SM Sastry, MD in Bethesda: Retina Care for DME, Retinal Detachment, and Age-Related Macular Degeneration
SM Sastry is a retina specialist practicing in Bethesda, Maryland, treating diseases of the retina and vitreous that require surgical and medical intervention. Retinal conditions often drive vision loss in Baltimore-area patients over 50 and in those with diabetes, and they require subspecialty diagnosis and management that general ophthalmologists refer out. Sastry's practice handles the full range of retinal pathology in an office-based setting, with surgical cases handled at a hospital facility.
What SM Sastry actually treats
Sastry manages diabetic macular edema (DME), age-related macular degeneration (AMD), retinal detachments, retinal tears, epiretinal membrane, macular holes, and diabetic retinopathy. The subspecialty is narrowly defined: while an ophthalmologist trained in general eye care diagnoses and may treat early dry AMD with vitamins or mild nonproliferative diabetic retinopathy with observation, a retina specialist like Sastry intervenes when disease progresses to the point where medical or surgical intervention becomes necessary—DME requiring injections, AMD requiring anti-VEGF therapy, retinal detachment requiring surgery. This distinction matters because retinal disease often progresses quickly, and delays in referral can mean irreversible vision loss.
Services, procedures, and what to expect in cost
Sastry's office offers anti-VEGF injections (bevacizumab, ranibizumab, aflibercept, brolucizumab) for AMD, DME, and retinal vein occlusion. Injections are administered in-office and typically require a series of loading doses followed by maintenance. Retinal imaging—OCT, fundus photography, visual fields—are performed in-clinic to guide diagnosis and monitor response to treatment.
Surgical procedures including vitrectomy, pneumatic retinopexy, and scleral buckle for retinal detachment, and internal limiting membrane peeling for epiretinal membrane are performed at a hospital facility rather than in the office. Your insurance plan determines out-of-pocket cost for injections and procedures; Medicare typically covers anti-VEGF injections when medically appropriate, though beneficiaries pay the Part B coinsurance (20%). Private insurance copays vary by plan. Confirm your plan's coverage for specific agents before your first injection, as some insurers restrict first-line use of certain drugs.
Comparison to other Bethesda and Baltimore-area retina specialists
The Baltimore metro has several board-certified retina practices. Sastry competes directly with retina specialists at larger ophthalmology groups like Towson Eye Associates and Chesapeake Eye Care, both of which have retinal surgeons on staff and offer similar injections and surgical scope. The practical difference for patients is usually referral network, hospital affiliation (which affects your surgical facility and insurance pre-authorization pathways), and appointment availability rather than clinical capability. Sastry's standalone retina focus may offer shorter wait times than large multispecialty groups managing high general ophthalmology volume. If you need retinal surgery or are on a managed care plan that requires in-network providers, verify hospital affiliation before scheduling; Sastry's surgical cases are handled at a specific facility, and out-of-network surgery can trigger high out-of-pocket costs even if the physician visit is in-network.

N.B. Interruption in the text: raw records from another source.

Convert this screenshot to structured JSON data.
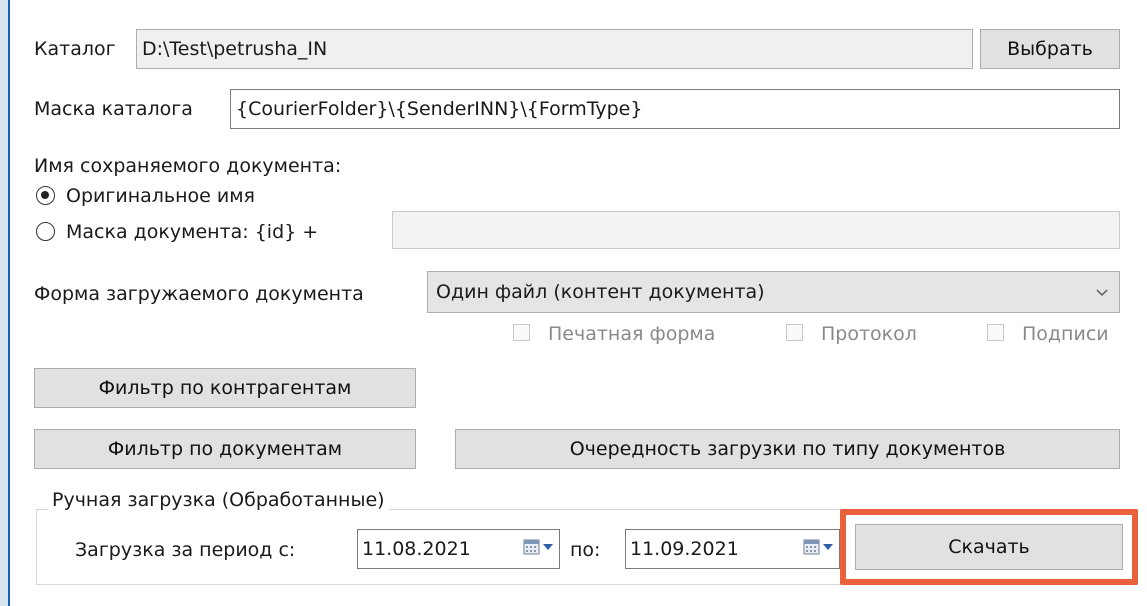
{
  "catalog": {
    "label": "Каталог",
    "path": "D:\\Test\\petrusha_IN",
    "choose_button": "Выбрать"
  },
  "catalog_mask": {
    "label": "Маска каталога",
    "value": "{CourierFolder}\\{SenderINN}\\{FormType}"
  },
  "saved_name": {
    "heading": "Имя сохраняемого документа:",
    "option_original": "Оригинальное имя",
    "option_mask": "Маска документа: {id} +",
    "mask_value": "",
    "selected": "original"
  },
  "doc_form": {
    "label": "Форма загружаемого документа",
    "selected": "Один файл (контент документа)",
    "checkboxes": [
      {
        "label": "Печатная форма",
        "checked": false
      },
      {
        "label": "Протокол",
        "checked": false
      },
      {
        "label": "Подписи",
        "checked": false
      }
    ]
  },
  "buttons": {
    "filter_contractors": "Фильтр по контрагентам",
    "filter_documents": "Фильтр по документам",
    "load_order": "Очередность загрузки по типу документов"
  },
  "manual": {
    "group_title": "Ручная загрузка (Обработанные)",
    "period_label": "Загрузка за период с:",
    "date_from": "11.08.2021",
    "to_label": "по:",
    "date_to": "11.09.2021",
    "download_button": "Скачать"
  },
  "colors": {
    "highlight": "#e8603c",
    "left_border": "#1b5fb4"
  }
}
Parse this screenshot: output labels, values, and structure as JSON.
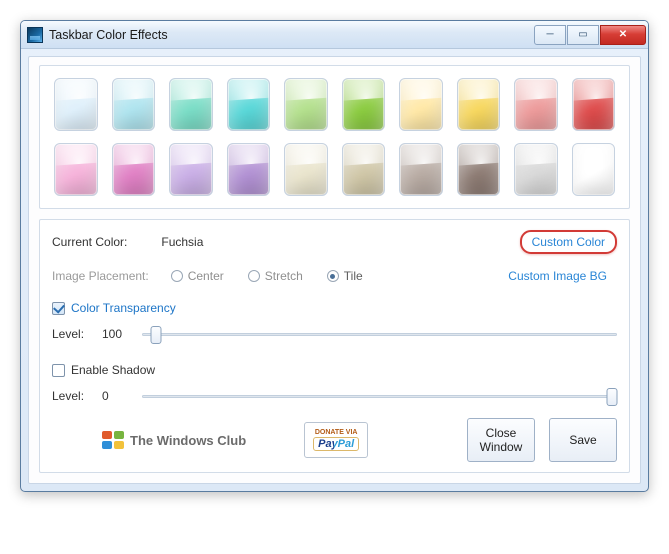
{
  "window": {
    "title": "Taskbar Color Effects"
  },
  "swatches": {
    "row1": [
      "#dff0fb",
      "#aee4ef",
      "#79ddc6",
      "#57d7d8",
      "#b3e08c",
      "#8acb3e",
      "#ffe8a6",
      "#f7d75d",
      "#ed9a9a",
      "#de4a4a"
    ],
    "row2": [
      "#f6b2da",
      "#e07fc4",
      "#c9aee6",
      "#b190d3",
      "#e9e4cc",
      "#cfc6a6",
      "#b8aba3",
      "#8c7a72",
      "#d8d8d8",
      "#ffffff"
    ]
  },
  "settings": {
    "current_color_label": "Current Color:",
    "current_color_value": "Fuchsia",
    "custom_color_link": "Custom Color",
    "placement_label": "Image Placement:",
    "placement_options": {
      "center": "Center",
      "stretch": "Stretch",
      "tile": "Tile"
    },
    "placement_selected": "tile",
    "custom_image_link": "Custom Image BG",
    "transparency_label": "Color Transparency",
    "transparency_checked": true,
    "transparency_level_label": "Level:",
    "transparency_level_value": "100",
    "transparency_slider_pct": 3,
    "shadow_label": "Enable Shadow",
    "shadow_checked": false,
    "shadow_level_label": "Level:",
    "shadow_level_value": "0",
    "shadow_slider_pct": 99
  },
  "footer": {
    "brand": "The Windows Club",
    "donate_top": "DONATE VIA",
    "donate_brand": "PayPal",
    "close_label": "Close\nWindow",
    "save_label": "Save"
  }
}
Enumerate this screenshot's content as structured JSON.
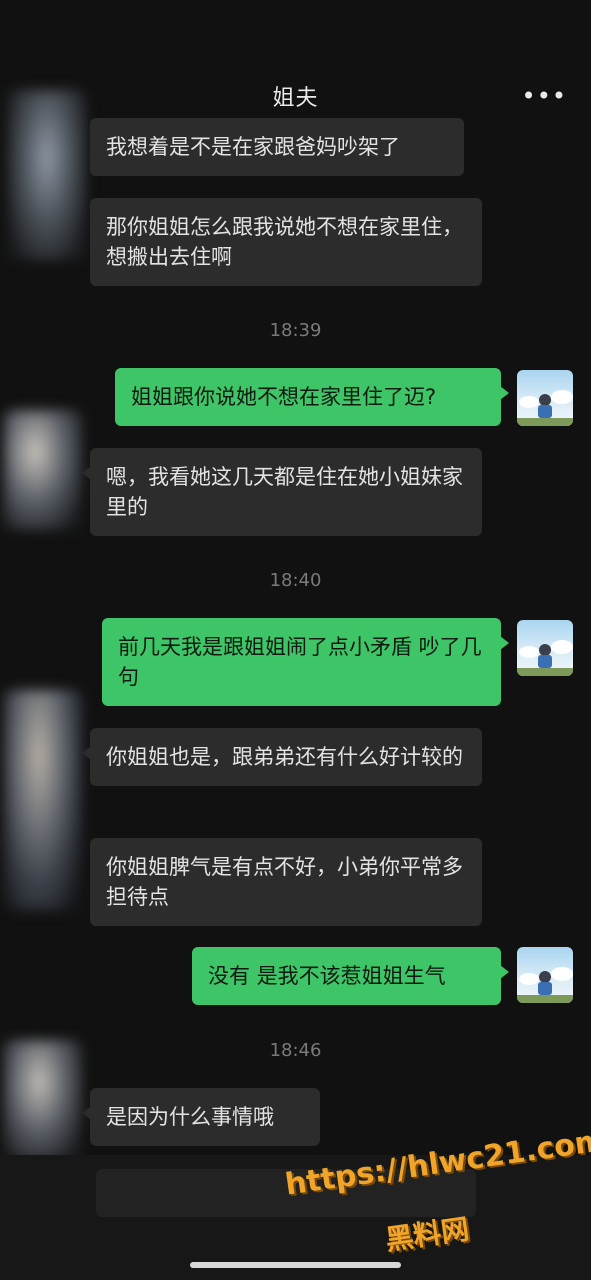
{
  "header": {
    "title": "姐夫",
    "more_icon": "more-icon",
    "more_glyph": "•••"
  },
  "messages": [
    {
      "dir": "in",
      "text": "我想着是不是在家跟爸妈吵架了"
    },
    {
      "dir": "in",
      "text": "那你姐姐怎么跟我说她不想在家里住，想搬出去住啊"
    },
    {
      "dir": "time",
      "text": "18:39"
    },
    {
      "dir": "out",
      "text": "姐姐跟你说她不想在家里住了迈?"
    },
    {
      "dir": "in",
      "text": "嗯，我看她这几天都是住在她小姐妹家里的"
    },
    {
      "dir": "time",
      "text": "18:40"
    },
    {
      "dir": "out",
      "text": "前几天我是跟姐姐闹了点小矛盾 吵了几句"
    },
    {
      "dir": "in",
      "text": "你姐姐也是，跟弟弟还有什么好计较的"
    },
    {
      "dir": "in",
      "text": "你姐姐脾气是有点不好，小弟你平常多担待点"
    },
    {
      "dir": "out",
      "text": "没有 是我不该惹姐姐生气"
    },
    {
      "dir": "time",
      "text": "18:46"
    },
    {
      "dir": "in",
      "text": "是因为什么事情哦"
    }
  ],
  "watermark": {
    "url": "https://hlwc21.com",
    "name": "黑料网"
  },
  "colors": {
    "background": "#111111",
    "bubble_in": "#2c2c2c",
    "bubble_out": "#3dc567",
    "timestamp": "#7a7a7a",
    "watermark": "#f0a52a"
  }
}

Who should come here, and who should not
Come to Sastry if your primary care eye doctor or optometrist has referred you for DME, AMD, retinal detachment, or another retinal disease requiring specialist diagnosis or anti-VEGF therapy. Come if you have diabetic retinopathy that has progressed beyond your general eye doctor's scope. You should not come for a routine eye exam, cataract surgery referral, or contact lens fitting; Sastry does not handle those. You should also reconsider if your primary insurance is out-of-network in Bethesda and travel distance is a burden, since most retinal conditions require repeated visits over months or years.
What your first visit involves
Your first appointment will include a complete dilated eye exam, OCT imaging of the macula and optic nerve, and visual acuity and visual field testing. Bring your insurance card and a list of current eye medications. Sastry will review your imaging, clinical history (especially diabetes duration and control, and family history of AMD), and current treatment if referred from another retina specialist. If anti-VEGF injection is planned and this is your first exposure to the drug, you will receive informed consent discussion of risks (endophthalmitis, retinal detachment, rare thromboembolic events) before injection, though serious adverse events are uncommon at population level. If surgery is indicated, Sastry will discuss the procedure, need for anesthesia, and expected postoperative recovery (which varies from days for pneumatic retinopexy to weeks for vitrectomy) before scheduling at the hospital facility.
Hours, location, parking, and verification
Sastry practices in Bethesda, Maryland. Office hours and exact address are best confirmed directly, as surgical schedules and clinic days can shift seasonally. Bethesda office parks typically offer free parking; confirm parking is available when you call to schedule. If surgery is needed, ask which hospital facility is used and check your plan's in-network status there.
SM Sastry fills a clear need in the Baltimore metro: retinal disease is common, referrals are frequent, and specialist availability shapes outcomes in conditions where vision loss can be halted or reversed by timely intervention.